The Washington Post offered up one of the most intriguing analyses of Republican Scott Brown's Senate victory in Massachusetts last week. Rather than a repudiation of health reform, the article suggested that voters instead rejected the idea of subsidizing health insurance expansion outside the state.
A quote from Brown at a post-election press conference was at the heart of that thesis. "We have insurance here in Massachusetts. There are some very good things in the national plan that's being proposed, but if you look at -- and really almost in a parochial manner -- we need to look out for Massachusetts first. ... The thing I'm hearing throughout the state is, 'What about us?' ''
Massachusetts, of course, passed historic legislation in 2006 that requires almost everyone to buy health insurance. The state provides subsidies to help low-income people buy it. Massachusetts also has generous Medicaid eligibility guidelines.

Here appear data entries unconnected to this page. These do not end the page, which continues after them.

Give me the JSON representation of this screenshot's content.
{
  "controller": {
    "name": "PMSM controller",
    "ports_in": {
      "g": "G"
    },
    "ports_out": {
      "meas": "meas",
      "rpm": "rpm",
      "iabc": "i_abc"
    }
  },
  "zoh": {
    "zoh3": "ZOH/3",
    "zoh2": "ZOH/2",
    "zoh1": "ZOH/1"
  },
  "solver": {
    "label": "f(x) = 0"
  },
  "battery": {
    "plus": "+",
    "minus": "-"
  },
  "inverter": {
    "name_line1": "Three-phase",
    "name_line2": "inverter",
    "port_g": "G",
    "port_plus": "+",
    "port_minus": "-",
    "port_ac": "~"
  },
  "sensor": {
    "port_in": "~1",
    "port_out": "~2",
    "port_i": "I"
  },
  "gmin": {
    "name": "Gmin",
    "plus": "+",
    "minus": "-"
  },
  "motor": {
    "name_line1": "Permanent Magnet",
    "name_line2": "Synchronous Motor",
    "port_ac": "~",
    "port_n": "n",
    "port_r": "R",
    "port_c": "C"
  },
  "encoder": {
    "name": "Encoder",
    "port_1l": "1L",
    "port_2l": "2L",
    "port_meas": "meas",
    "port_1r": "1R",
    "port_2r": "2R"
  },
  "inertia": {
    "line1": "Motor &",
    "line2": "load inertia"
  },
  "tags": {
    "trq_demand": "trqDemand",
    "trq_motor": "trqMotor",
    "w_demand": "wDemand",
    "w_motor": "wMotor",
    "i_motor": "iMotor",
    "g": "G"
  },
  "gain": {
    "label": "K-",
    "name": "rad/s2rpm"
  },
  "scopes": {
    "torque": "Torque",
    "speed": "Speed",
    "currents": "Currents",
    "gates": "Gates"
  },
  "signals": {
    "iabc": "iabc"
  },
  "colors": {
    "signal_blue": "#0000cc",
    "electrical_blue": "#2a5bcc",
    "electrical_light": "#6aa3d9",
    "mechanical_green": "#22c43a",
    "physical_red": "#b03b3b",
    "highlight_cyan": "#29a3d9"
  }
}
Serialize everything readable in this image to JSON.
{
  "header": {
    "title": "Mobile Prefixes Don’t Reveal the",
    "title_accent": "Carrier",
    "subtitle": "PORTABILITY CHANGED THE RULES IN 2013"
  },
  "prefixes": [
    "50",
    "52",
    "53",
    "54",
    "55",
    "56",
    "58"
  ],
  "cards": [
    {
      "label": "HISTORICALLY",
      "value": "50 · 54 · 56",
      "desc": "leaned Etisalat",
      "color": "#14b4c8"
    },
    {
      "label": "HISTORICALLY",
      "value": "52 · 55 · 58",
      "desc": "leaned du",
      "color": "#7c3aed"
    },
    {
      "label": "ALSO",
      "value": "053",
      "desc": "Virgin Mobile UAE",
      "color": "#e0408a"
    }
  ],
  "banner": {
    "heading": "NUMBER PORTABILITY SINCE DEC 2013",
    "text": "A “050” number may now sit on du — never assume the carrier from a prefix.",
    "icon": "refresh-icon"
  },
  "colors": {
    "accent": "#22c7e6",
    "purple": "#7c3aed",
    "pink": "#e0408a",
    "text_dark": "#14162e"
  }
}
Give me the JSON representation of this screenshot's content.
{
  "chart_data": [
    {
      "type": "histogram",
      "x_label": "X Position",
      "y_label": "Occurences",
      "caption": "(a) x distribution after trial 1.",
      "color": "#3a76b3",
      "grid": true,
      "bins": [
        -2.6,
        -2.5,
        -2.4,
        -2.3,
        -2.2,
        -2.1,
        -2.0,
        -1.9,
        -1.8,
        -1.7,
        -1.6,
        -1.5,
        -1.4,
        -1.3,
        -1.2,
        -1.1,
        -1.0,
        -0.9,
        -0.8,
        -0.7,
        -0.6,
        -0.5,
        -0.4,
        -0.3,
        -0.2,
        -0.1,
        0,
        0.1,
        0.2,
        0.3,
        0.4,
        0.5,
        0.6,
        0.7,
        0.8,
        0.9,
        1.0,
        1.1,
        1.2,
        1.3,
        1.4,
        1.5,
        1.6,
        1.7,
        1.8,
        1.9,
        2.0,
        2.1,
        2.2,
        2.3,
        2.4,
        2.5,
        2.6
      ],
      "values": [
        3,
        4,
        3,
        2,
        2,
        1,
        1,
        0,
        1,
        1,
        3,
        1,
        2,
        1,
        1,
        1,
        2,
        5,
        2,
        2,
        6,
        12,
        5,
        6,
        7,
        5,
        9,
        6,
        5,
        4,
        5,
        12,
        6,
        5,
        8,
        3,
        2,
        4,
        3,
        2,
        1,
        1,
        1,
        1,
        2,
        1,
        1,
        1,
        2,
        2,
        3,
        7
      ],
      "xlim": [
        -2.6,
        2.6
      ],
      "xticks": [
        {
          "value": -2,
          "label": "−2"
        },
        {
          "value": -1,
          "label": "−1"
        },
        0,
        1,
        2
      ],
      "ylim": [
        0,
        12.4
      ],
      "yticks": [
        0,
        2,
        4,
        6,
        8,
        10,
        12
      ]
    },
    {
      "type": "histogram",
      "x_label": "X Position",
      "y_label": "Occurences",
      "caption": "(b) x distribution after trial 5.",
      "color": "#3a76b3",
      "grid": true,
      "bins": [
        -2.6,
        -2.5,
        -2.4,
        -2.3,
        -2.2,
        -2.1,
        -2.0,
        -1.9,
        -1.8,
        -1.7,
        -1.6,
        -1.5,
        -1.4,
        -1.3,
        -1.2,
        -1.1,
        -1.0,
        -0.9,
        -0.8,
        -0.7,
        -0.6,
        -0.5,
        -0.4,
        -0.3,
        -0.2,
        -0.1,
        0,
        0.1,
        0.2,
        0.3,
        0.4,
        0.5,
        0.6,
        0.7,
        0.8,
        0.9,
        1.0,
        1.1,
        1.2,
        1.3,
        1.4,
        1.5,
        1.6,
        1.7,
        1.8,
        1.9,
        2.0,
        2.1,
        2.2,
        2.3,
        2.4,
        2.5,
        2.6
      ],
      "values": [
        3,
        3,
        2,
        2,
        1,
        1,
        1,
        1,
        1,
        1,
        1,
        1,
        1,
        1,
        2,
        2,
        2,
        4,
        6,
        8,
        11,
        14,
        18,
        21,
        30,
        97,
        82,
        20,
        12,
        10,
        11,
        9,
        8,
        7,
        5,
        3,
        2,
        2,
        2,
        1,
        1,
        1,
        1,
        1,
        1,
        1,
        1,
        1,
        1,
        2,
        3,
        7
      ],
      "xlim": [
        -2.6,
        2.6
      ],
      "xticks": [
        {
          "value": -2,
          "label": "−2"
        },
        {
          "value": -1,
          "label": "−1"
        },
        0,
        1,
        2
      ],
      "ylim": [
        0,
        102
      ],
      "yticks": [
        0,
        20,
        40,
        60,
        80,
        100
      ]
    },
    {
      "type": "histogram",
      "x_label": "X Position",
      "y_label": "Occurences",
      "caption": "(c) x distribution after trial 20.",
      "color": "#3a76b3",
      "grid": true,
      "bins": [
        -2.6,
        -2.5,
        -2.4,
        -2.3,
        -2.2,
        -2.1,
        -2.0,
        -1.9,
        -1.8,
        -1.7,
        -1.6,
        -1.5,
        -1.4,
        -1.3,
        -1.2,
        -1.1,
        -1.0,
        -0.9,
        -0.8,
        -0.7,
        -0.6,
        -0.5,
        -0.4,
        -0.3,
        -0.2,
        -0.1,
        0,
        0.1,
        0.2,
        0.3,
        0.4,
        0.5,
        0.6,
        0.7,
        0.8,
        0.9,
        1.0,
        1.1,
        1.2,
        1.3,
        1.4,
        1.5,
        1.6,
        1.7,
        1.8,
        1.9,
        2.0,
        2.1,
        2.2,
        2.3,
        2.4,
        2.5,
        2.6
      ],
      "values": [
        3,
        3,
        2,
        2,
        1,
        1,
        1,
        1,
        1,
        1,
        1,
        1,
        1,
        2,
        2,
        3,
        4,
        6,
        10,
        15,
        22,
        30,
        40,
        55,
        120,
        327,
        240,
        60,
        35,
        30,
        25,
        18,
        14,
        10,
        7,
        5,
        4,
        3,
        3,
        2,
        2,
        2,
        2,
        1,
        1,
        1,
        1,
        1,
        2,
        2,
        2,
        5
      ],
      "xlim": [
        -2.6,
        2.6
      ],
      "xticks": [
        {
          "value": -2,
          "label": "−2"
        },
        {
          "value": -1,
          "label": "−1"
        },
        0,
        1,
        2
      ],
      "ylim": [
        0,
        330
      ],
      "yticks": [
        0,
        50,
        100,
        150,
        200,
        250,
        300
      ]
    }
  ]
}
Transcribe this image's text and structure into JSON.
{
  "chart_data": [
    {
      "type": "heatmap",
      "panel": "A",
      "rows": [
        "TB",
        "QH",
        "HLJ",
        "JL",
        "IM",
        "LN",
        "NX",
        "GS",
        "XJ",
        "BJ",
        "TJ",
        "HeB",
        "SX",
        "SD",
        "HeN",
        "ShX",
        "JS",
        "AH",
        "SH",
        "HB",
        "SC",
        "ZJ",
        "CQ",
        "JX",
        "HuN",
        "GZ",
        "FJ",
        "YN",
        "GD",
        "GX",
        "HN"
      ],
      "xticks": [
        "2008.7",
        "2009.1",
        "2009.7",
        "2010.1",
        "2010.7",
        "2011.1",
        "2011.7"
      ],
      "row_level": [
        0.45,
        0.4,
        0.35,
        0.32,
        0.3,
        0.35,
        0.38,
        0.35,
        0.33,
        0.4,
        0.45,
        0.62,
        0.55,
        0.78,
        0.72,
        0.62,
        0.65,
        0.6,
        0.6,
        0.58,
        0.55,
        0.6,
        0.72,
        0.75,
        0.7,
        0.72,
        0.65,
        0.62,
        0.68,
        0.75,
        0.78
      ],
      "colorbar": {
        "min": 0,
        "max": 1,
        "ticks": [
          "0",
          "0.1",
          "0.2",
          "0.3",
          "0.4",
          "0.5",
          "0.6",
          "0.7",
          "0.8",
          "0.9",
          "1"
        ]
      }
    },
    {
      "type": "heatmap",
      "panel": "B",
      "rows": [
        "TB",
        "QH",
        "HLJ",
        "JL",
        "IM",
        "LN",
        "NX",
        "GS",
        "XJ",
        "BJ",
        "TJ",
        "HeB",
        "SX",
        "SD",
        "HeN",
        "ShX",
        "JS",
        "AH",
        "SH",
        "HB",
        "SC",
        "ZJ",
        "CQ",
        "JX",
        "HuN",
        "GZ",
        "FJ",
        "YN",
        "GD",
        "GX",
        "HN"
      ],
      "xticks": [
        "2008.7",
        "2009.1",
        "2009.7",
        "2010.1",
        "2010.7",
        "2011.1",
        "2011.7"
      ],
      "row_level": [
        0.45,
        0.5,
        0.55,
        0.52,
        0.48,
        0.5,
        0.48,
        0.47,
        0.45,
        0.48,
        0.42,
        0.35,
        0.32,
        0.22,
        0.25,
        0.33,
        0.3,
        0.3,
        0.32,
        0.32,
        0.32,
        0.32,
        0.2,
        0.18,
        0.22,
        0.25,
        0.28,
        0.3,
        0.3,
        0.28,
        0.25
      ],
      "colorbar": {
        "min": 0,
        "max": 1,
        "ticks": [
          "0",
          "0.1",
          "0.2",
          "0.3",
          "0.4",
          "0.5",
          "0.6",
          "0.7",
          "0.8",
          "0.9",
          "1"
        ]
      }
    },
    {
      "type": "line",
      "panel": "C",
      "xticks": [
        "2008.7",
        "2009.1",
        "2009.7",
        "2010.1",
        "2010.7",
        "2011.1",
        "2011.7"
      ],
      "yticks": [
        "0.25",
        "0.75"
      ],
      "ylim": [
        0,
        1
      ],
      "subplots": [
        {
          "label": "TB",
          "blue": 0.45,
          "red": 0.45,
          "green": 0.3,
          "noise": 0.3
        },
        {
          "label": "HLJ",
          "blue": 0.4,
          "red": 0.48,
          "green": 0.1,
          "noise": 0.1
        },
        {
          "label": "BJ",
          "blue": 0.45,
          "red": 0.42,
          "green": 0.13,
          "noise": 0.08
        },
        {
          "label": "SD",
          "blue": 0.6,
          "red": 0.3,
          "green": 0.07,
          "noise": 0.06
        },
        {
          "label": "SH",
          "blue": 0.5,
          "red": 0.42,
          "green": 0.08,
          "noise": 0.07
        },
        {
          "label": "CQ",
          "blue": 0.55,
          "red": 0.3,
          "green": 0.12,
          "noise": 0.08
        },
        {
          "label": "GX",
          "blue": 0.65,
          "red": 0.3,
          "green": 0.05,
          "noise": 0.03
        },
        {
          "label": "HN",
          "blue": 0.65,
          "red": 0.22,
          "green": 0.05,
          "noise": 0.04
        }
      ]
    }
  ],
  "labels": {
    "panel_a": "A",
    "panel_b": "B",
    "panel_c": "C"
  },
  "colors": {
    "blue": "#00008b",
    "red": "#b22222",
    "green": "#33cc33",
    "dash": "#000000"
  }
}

Under federal reform, taxes on high-income wage-earners or premium health plans would help cover the costs of expanded coverage. Brown, who supported the Massachusetts legislation, is basically saying that voters didn't want to pay twice for health reform -- paying taxes for the state plan, as well as new ones for the federal plan, which would benefit most the states with high rates of uninsured people. These tend to be southern states; 25 percent of people in Texas, for example, do not have health insurance.
This is a new twist on geographic disparities, which so far in the health care debate have focused on the differences in Medicare spending per enrollee -- which also tends to be higher in southern states. There's been little attention to the issue highlighted by Brown: that states that have worked to expand coverage get punished financially for trying to solve the problem on their own.